Iniziarono gli esami ormai familiari. Ma questa volta oltre alla TAC e a un’angiografia cerebrale questi includevano una nuova tecnica radiodiagnostica che non conoscevo, chiamata tomografia a risonanza magnetica nucleare. Risultò che c’erano dei tumori, tre per l’esattezza!
Prima del giorno in cui dovevo essere operato fu scoperta una cosa allarmante: il mio sangue non si coagulava! Il farmaco che prendevo per controllare le convulsioni distruggeva le piastrine del sangue. Così, per le successive due settimane e mezzo, questo farmaco fu gradualmente sostituito con un altro che non aveva questo effetto collaterale negativo. Il passaggio da un farmaco all’altro fu traumatico perché comportò una serie di forti convulsioni.
Il terzo intervento
Alla fine arrivò il giorno dell’operazione, il 1º agosto 1988. Alle sei del mattino Ingrid e io ci salutammo, trepidanti. Nel giro di qualche minuto mi ritrovai nella sala operatoria. Fu solo dopo 12 lunghe ore che il dott. Becker uscì per dire a Ingrid che avevano asportato tutti i tumori, anche la parte che era rimasta dalla seconda operazione tre anni prima, e che avevo perso solo un quarto di litro di sangue!

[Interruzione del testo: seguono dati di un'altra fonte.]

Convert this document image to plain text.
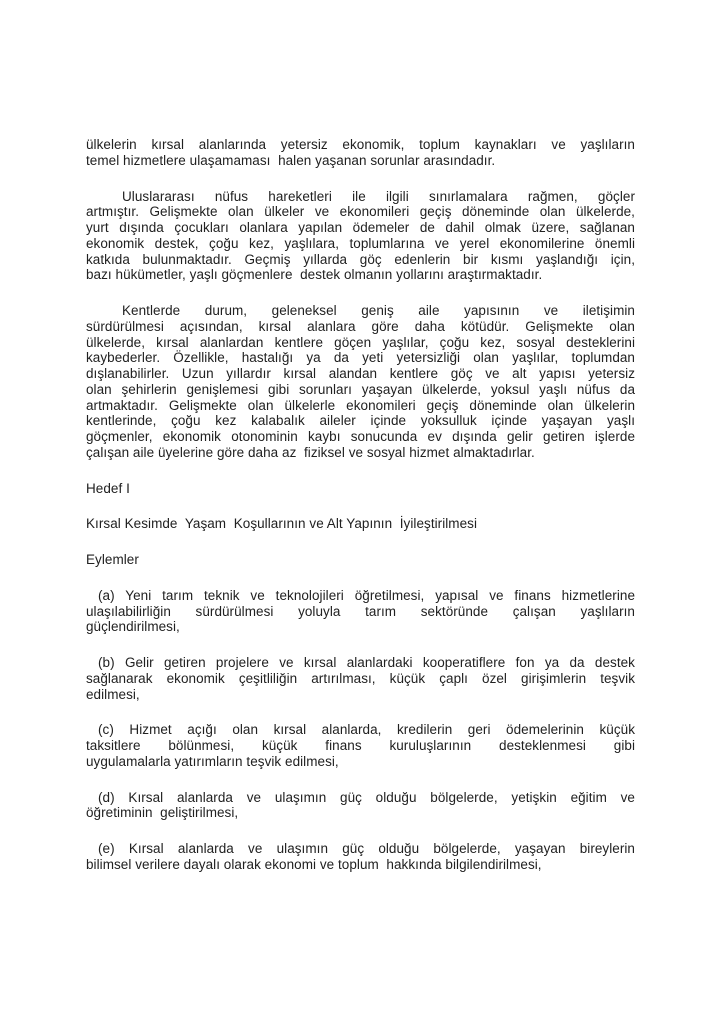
ülkelerin kırsal alanlarında yetersiz ekonomik, toplum kaynakları ve yaşlıların
temel hizmetlere ulaşamaması  halen yaşanan sorunlar arasındadır.
Uluslararası nüfus hareketleri ile ilgili sınırlamalara rağmen, göçler
artmıştır. Gelişmekte olan ülkeler ve ekonomileri geçiş döneminde olan ülkelerde,
yurt dışında çocukları olanlara yapılan ödemeler de dahil olmak üzere, sağlanan
ekonomik destek, çoğu kez, yaşlılara, toplumlarına ve yerel ekonomilerine önemli
katkıda bulunmaktadır. Geçmiş yıllarda göç edenlerin bir kısmı yaşlandığı için,
bazı hükümetler, yaşlı göçmenlere  destek olmanın yollarını araştırmaktadır.
Kentlerde durum, geleneksel geniş aile yapısının ve iletişimin
sürdürülmesi açısından, kırsal alanlara göre daha kötüdür. Gelişmekte olan
ülkelerde, kırsal alanlardan kentlere göçen yaşlılar, çoğu kez, sosyal desteklerini
kaybederler. Özellikle, hastalığı ya da yeti yetersizliği olan yaşlılar, toplumdan
dışlanabilirler. Uzun yıllardır kırsal alandan kentlere göç ve alt yapısı yetersiz
olan şehirlerin genişlemesi gibi sorunları yaşayan ülkelerde, yoksul yaşlı nüfus da
artmaktadır. Gelişmekte olan ülkelerle ekonomileri geçiş döneminde olan ülkelerin
kentlerinde, çoğu kez kalabalık aileler içinde yoksulluk içinde yaşayan yaşlı
göçmenler, ekonomik otonominin kaybı sonucunda ev dışında gelir getiren işlerde
çalışan aile üyelerine göre daha az  fiziksel ve sosyal hizmet almaktadırlar.
Hedef I
Kırsal Kesimde  Yaşam  Koşullarının ve Alt Yapının  İyileştirilmesi
Eylemler
(a) Yeni tarım teknik ve teknolojileri öğretilmesi, yapısal ve finans hizmetlerine
ulaşılabilirliğin sürdürülmesi yoluyla tarım sektöründe çalışan yaşlıların
güçlendirilmesi,
(b) Gelir getiren projelere ve kırsal alanlardaki kooperatiflere fon ya da destek
sağlanarak ekonomik çeşitliliğin artırılması, küçük çaplı özel girişimlerin teşvik
edilmesi,
(c) Hizmet açığı olan kırsal alanlarda, kredilerin geri ödemelerinin küçük
taksitlere bölünmesi, küçük finans kuruluşlarının desteklenmesi gibi
uygulamalarla yatırımların teşvik edilmesi,
(d) Kırsal alanlarda ve ulaşımın güç olduğu bölgelerde, yetişkin eğitim ve
öğretiminin  geliştirilmesi,
(e) Kırsal alanlarda ve ulaşımın güç olduğu bölgelerde, yaşayan bireylerin
bilimsel verilere dayalı olarak ekonomi ve toplum  hakkında bilgilendirilmesi,
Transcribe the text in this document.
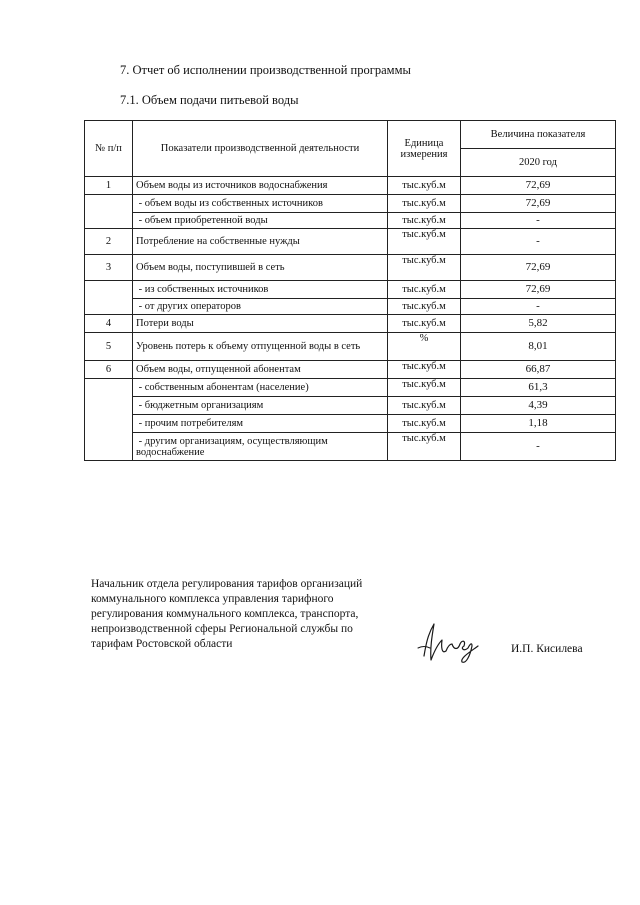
7. Отчет об исполнении производственной программы
7.1. Объем подачи питьевой воды
№ п/п	Показатели производственной деятельности	Единица измерения	Величина показателя
			2020 год
1	Объем воды из источников водоснабжения	тыс.куб.м	72,69
	- объем воды из собственных источников	тыс.куб.м	72,69
	- объем приобретенной воды	тыс.куб.м	-
2	Потребление на собственные нужды	тыс.куб.м	-
3	Объем воды, поступившей в сеть	тыс.куб.м	72,69
	- из собственных источников	тыс.куб.м	72,69
	- от других операторов	тыс.куб.м	-
4	Потери воды	тыс.куб.м	5,82
5	Уровень потерь к объему отпущенной воды в сеть	%	8,01
6	Объем воды, отпущенной абонентам	тыс.куб.м	66,87
	- собственным абонентам (население)	тыс.куб.м	61,3
	- бюджетным организациям	тыс.куб.м	4,39
	- прочим потребителям	тыс.куб.м	1,18
	- другим организациям, осуществляющим водоснабжение	тыс.куб.м	-
Начальник отдела регулирования тарифов организаций
коммунального комплекса управления тарифного
регулирования коммунального комплекса, транспорта,
непроизводственной сферы Региональной службы по
тарифам Ростовской области	И.П. Кисилева
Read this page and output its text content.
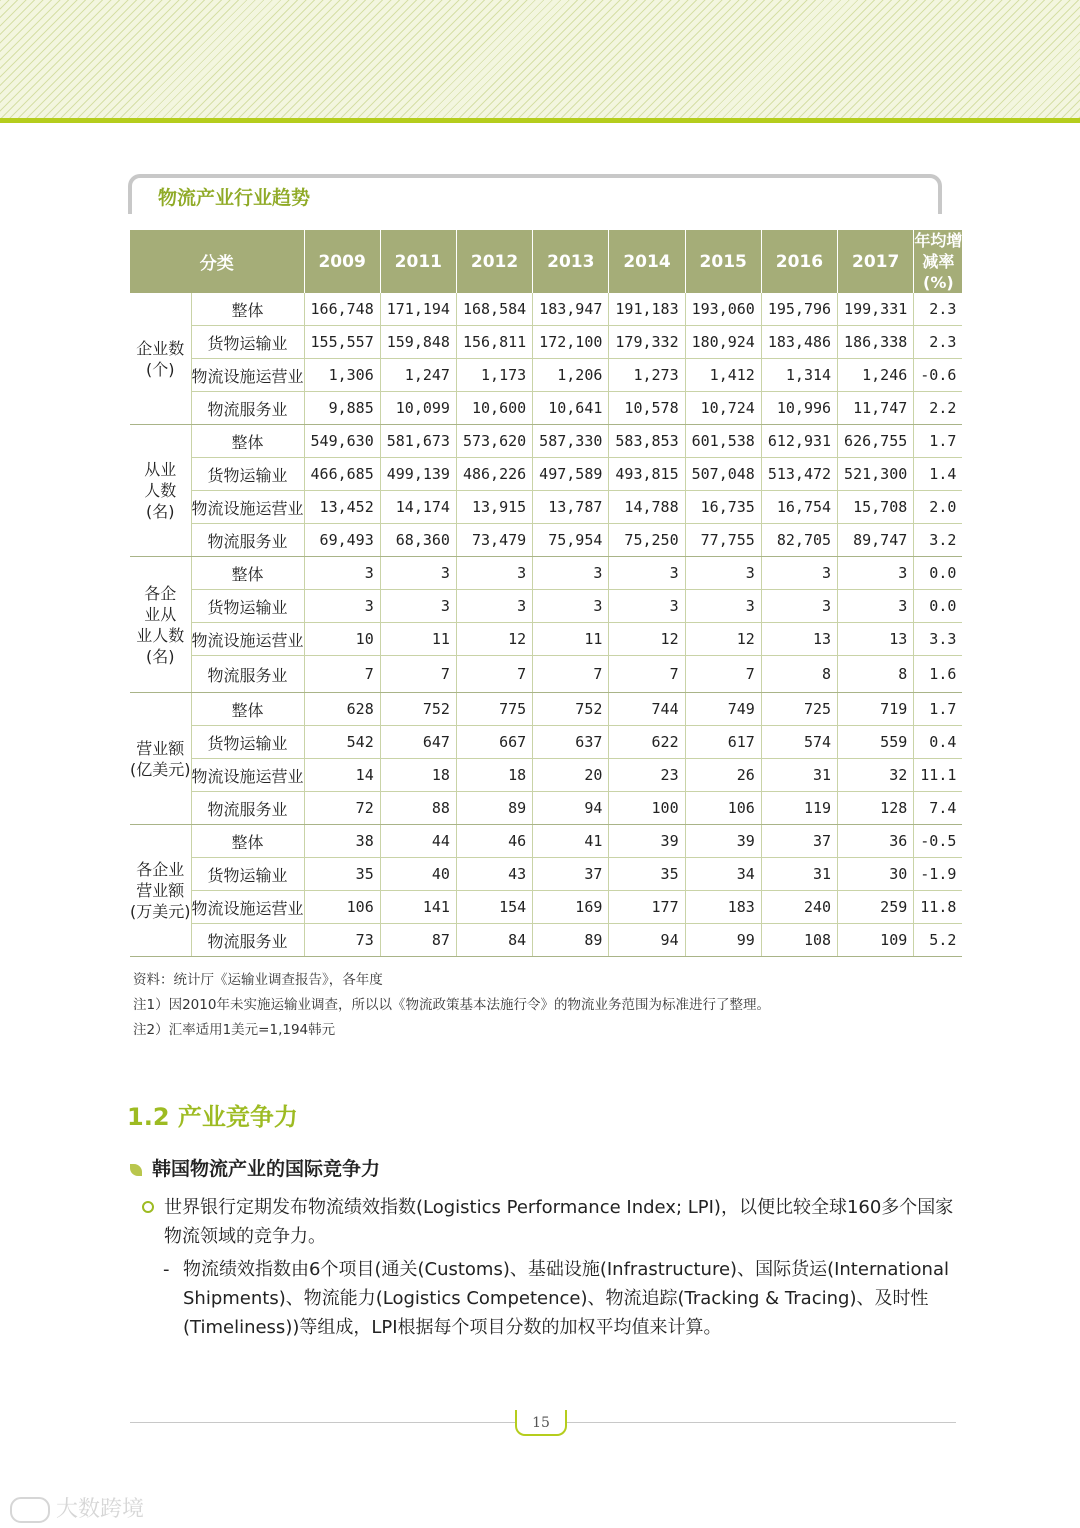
物流产业行业趋势
分类		2009	2011	2012	2013	2014	2015	2016	2017	年均增
减率(%)
企业数
(个)	整体	166,748	171,194	168,584	183,947	191,183	193,060	195,796	199,331	2.3
	货物运输业	155,557	159,848	156,811	172,100	179,332	180,924	183,486	186,338	2.3
	物流设施运营业	1,306	1,247	1,173	1,206	1,273	1,412	1,314	1,246	-0.6
	物流服务业	9,885	10,099	10,600	10,641	10,578	10,724	10,996	11,747	2.2
从业
人数
(名)	整体	549,630	581,673	573,620	587,330	583,853	601,538	612,931	626,755	1.7
	货物运输业	466,685	499,139	486,226	497,589	493,815	507,048	513,472	521,300	1.4
	物流设施运营业	13,452	14,174	13,915	13,787	14,788	16,735	16,754	15,708	2.0
	物流服务业	69,493	68,360	73,479	75,954	75,250	77,755	82,705	89,747	3.2
各企
业从
业人数
(名)	整体	3	3	3	3	3	3	3	3	0.0
	货物运输业	3	3	3	3	3	3	3	3	0.0
	物流设施运营业	10	11	12	11	12	12	13	13	3.3
	物流服务业	7	7	7	7	7	7	8	8	1.6
营业额
(亿美元)	整体	628	752	775	752	744	749	725	719	1.7
	货物运输业	542	647	667	637	622	617	574	559	0.4
	物流设施运营业	14	18	18	20	23	26	31	32	11.1
	物流服务业	72	88	89	94	100	106	119	128	7.4
各企业
营业额
(万美元)	整体	38	44	46	41	39	39	37	36	-0.5
	货物运输业	35	40	43	37	35	34	31	30	-1.9
	物流设施运营业	106	141	154	169	177	183	240	259	11.8
	物流服务业	73	87	84	89	94	99	108	109	5.2
资料：统计厅《运输业调查报告》，各年度
注1）因2010年未实施运输业调查，所以以《物流政策基本法施行令》的物流业务范围为标准进行了整理。
注2）汇率适用1美元=1,194韩元
1.2 产业竞争力
韩国物流产业的国际竞争力
世界银行定期发布物流绩效指数(Logistics Performance Index; LPI)，以便比较全球160多个国家物流领域的竞争力。
- 物流绩效指数由6个项目(通关(Customs)、基础设施(Infrastructure)、国际货运(International Shipments)、物流能力(Logistics Competence)、物流追踪(Tracking & Tracing)、及时性(Timeliness))等组成，LPI根据每个项目分数的加权平均值来计算。
15
大数跨境
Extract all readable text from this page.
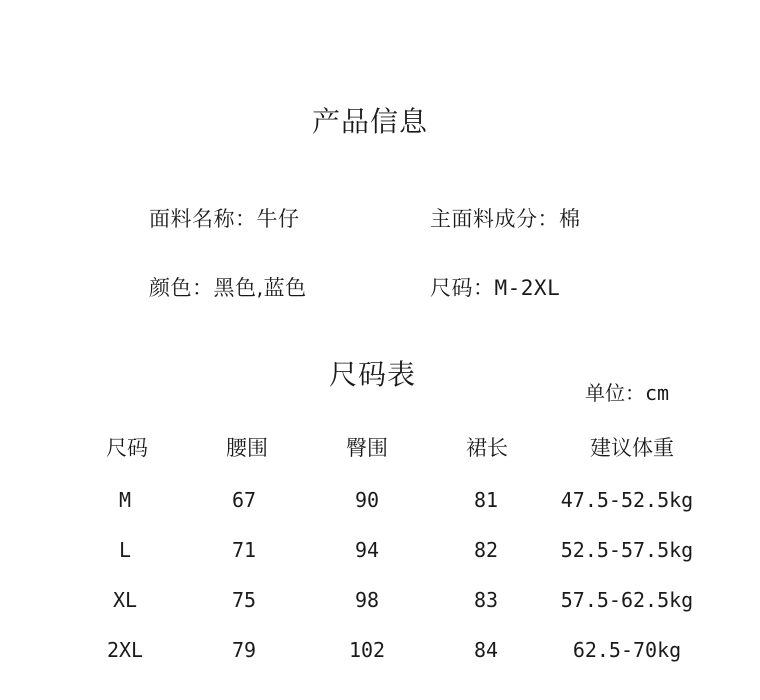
产品信息
面料名称：牛仔	主面料成分：棉
颜色：黑色,蓝色	尺码：M-2XL
尺码表
单位：cm
尺码	腰围	臀围	裙长	建议体重
M	67	90	81	47.5-52.5kg
L	71	94	82	52.5-57.5kg
XL	75	98	83	57.5-62.5kg
2XL	79	102	84	62.5-70kg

“Ma c’era ancora una cosa che mi preoccupava”, spiega Ingrid. “Quali sarebbero state le condizioni mentali di Hans al suo risveglio? Mi avrebbe riconosciuta come sua moglie?” Il mattino dopo, di buon’ora, i medici permisero a Ingrid di farmi visita. Non appena aprii gli occhi dissi: “Schatzi”, l’appellativo affettuoso che usavo sempre. E, come disse Ingrid, “fu l’inizio di un nuovo giorno!”
La lotta continua
Ma il mio periodo di riabilitazione sembrava non finire mai. Due anni dopo, si scoprì che nuovi tumori rallentavano la mia guarigione. Così il 26 novembre 1990 subii il quarto intervento al cervello. Furono asportati altri due tumori. Ero di nuovo su una sedia a rotelle, e ancora una volta le mie giornate erano piene di dolorosi esercizi con le gambe per stimolare il cervello a ricordare come farmi camminare di nuovo.
Ma i tumori tornarono presto, e questa volta la diagnosi diceva che erano maligni. La mia operazione più recente risale al 16 luglio 1991, tuttavia diversi tumori erano inoperabili. Fui sottoposto a uno speciale trattamento radiante nel tentativo di rimpicciolirli e dissolverli. Si spera di riuscirci, ma il mio trattamento di riabilitazione si è fatto sempre più difficile.
Pensare alle mie prospettive future sulla base della mia condizione fisica non può che essere frustrante. La sola cosa saggia da fare è concentrarsi sui valori spirituali. Come se queste parole fossero state scritte per me personalmente, la Bibbia dice: “L’addestramento corporale è utile per un poco; ma la santa devozione è utile per ogni cosa, giacché ha la promessa della vita d’ora e di quella avvenire”. — 1 Timoteo 4:8.
La vita avvenire è la vita eterna nel nuovo mondo di Dio. Le prove indicano che esso è vicino, sì, che presto correrò e salterò come un cervo. (Isaia 35:6) E se morirò prima che arrivi quel nuovo mondo, Geova assicura la risurrezione a coloro che gli sono fedeli. La vita eterna non si ottiene con le nostre proprie forze, ma solo servendo fedelmente Geova nostro Dio. — Narrato da Hans Augustin.